One published trial for paroxetine was identified. Of 180 participants 12 to 18 years of age with major depressive disorder who were treated for eight weeks, more patients in the treatment group met criteria for remission than patients in the placebo group, but other measures of efficacy were similar between the groups. Serious adverse events were reported in 11.8 percent of treated patients compared with 2.3 percent of placebo patients. When unpublished data were included in the analysis, the evidence suggested that paroxetine did not improve depressive symptoms or response but had an increased risk of serious adverse events, especially suicidal ideation or attempts.

Sertraline was studied in two published trials involving 376 participants six to 17 years of age with major depression. At 10 weeks, sertraline was more likely than placebo to bring about response but showed little difference in mean depressive scores. Serious adverse events were slightly more common among the sertraline group (3.7 percent compared with 3.3 percent of the placebo group). The addition of unpublished data on remission suggested that the risk-benefit ratio was unfavorable.

No published trials were identified on the use of citalopram in children, but two unpublished trials provided data from 422 patients seven to 18 years of age with major depressive disorder who were treated with citalopram.

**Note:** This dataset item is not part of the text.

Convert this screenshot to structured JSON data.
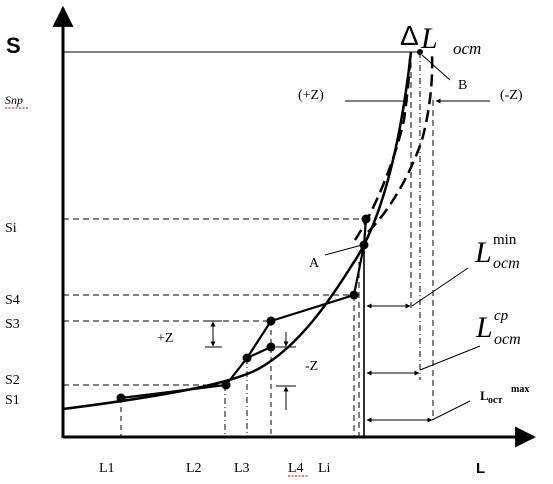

These data suggested that citalopram was unlikely to produce a clinically significant reduction in symptoms after eight to 12 weeks of therapy, but the rate of attempted suicide doubled (from 3.6 to 7.1 percent), and citalopram was associated with a small increase in adverse events.

The one small published trial (40 participants) and two unpublished studies (334 participants) of venlafaxine suggested that clinically significant improvement in symptoms was unlikely by six to eight weeks of therapy, and the risk of adverse events sufficient to cause discontinuation, including suicide, was about 10 percent.

The authors conclude that clinical guidelines on the use of SSRIs in children and adolescents have been influenced by the failure to publish results from all trials. When unpublished data are incorporated into evaluations, the risks could outweigh the benefits of treatment with some SSRIs.

Whittington CJ, et al. Selective serotonin reuptake inhibitors in childhood depression: systematic review of published versus unpublished data. Lancet. April 24, 2004;363:1341–5.